Trump’s endorsement further tips the scales in an already pitched GOP primary between Sununu and Brown, who represented Massachusetts in the Senate before moving to New Hampshire and running unsuccessfully for Senate there in 2014. He served as Trump’s ambassador to New Zealand and Samoa in his first term, and has been presenting himself as the more Trump-aligned candidate as he courts the MAGA base.
Brown vowed to fight on. And he took a veiled shot at Sununu, accusing him of not being sufficiently dedicated to the MAGA movement.
“I am running to ensure our America First agenda is led by someone who views this mission not as a career path, but as a continuation of a lifelong commitment to service,” Brown said in a post on X. “Let’s keep working.”
The two are competing to take on Democratic Rep. Chris Pappas for the seat being vacated by retiring Democratic Sen. Jeanne Shaheen. Pappas issued a simple response to Trump’s endorsement of Sununu: “I’m Chris Pappas, and I approve this message,” he wrote on X. His campaign manager, Rachel Pretti, said in a statement that Trump’s endorsement “confirms” that Sununu “will sell out Granite Staters to advance his political career.”
Trump’s support for Sununu once would have seemed unfathomable. The scion of a moderate New Hampshire Republican dynasty, Sununu served as a national co-chair of former Ohio Gov. John Kasich’s 2016 presidential campaign and joined his family in backing former U.N. Ambassador Nikki Haley for president against Trump in the 2024 GOP primary.
Ahead of New Hampshire’s 2024 presidential primary, Sununu penned an op-ed lambasting Trump as a “loser.” (Trump went on to win by 11 points). And he later derided Trump’s 2020 election conspiracies as “completely inappropriate.”
Republicans initially were bullish about flipping an open seat in purple New Hampshire that’s already changed hands between parties twice this century — Sununu defeated Shaheen to win the seat in 2002, then lost it to her in 2008 — and coalesced quickly behind the moderate Republican as their best option against Pappas. Sununu received instant backing from the GOP’s Senate campaign arm upon his launch last October and has wracked up endorsements from the majority of Republican senators. He’s also won support from Republican leaders in New Hampshire — all of which Trump noted in his Truth Social post Sunday.

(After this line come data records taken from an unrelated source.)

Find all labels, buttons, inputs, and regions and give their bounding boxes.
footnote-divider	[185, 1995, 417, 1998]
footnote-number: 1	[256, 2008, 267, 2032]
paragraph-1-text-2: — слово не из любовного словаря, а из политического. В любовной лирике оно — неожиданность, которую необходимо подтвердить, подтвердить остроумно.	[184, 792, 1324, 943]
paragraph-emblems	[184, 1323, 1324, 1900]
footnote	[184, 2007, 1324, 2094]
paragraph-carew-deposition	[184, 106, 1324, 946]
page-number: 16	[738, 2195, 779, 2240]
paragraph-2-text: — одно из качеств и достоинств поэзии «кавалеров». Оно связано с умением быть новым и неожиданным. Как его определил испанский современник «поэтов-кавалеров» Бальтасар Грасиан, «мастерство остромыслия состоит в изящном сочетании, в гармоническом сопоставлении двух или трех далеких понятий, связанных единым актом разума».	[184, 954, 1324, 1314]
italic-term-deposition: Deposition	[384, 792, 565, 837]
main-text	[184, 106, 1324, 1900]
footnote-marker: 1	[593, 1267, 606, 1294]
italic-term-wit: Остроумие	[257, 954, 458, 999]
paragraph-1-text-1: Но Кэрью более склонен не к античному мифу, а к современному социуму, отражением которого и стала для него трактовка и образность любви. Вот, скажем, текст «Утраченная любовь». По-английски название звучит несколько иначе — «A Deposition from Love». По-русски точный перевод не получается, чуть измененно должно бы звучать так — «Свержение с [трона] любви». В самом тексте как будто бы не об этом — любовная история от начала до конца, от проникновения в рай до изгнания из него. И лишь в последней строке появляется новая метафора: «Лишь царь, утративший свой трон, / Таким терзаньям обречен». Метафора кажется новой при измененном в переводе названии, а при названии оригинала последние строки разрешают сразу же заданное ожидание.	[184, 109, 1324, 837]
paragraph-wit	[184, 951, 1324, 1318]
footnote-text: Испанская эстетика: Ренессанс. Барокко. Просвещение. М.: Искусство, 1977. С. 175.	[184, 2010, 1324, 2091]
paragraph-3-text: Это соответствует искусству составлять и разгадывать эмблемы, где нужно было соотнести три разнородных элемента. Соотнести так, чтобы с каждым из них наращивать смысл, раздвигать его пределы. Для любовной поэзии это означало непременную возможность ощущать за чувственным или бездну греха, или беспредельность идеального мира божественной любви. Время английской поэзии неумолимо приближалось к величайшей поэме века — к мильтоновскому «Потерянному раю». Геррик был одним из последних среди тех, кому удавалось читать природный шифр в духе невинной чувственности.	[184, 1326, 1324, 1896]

Trump also initially supported Sununu’s younger brother, former Gov. Chris Sununu, running for the Senate seat. Chris Sununu, also a vocal Trump critic, declined to launch a bid, prompting GOP interest in his brother.
But some in Trump’s Granite State MAGA base quickly rejected his endorsement of Sununu, calling it a “slap in the face to grassroots supporters” long loyal to the president.
“The Sununu family openly mocked, degraded, and worked against the America First movement, the President himself, and the policies that energized New Hampshire voters,” a group of MAGA activists wrote on X. “We will continue and intensify our campaign opposition to the Sununu operation.”
Sununu holds a wide lead over Brown in polling of the GOP primary. The latest, a University of New Hampshire online survey of likely primary voters from mid-January, showed Sununu up 48 percent to 25 percent with 26 percent of likely voters undecided. But Pappas is ahead of both Republicans in hypothetical general-election matchups, leading Sununu by 5 percentage points and Brown by 10 percentage points in the UNH poll. The survey of 967 likely GOP primary voters had a margin of error of +/-3.2 percent.
Pappas also outraised both Republicans, bringing in $2.3 million last quarter and amassing a $3.2 million war chest heading into the year. Sununu hauled in $1.3 million and had $1.1 million in cash on hand in his primary campaign account while Brown raised $347,000 through his main account and had $907,000 in the bank.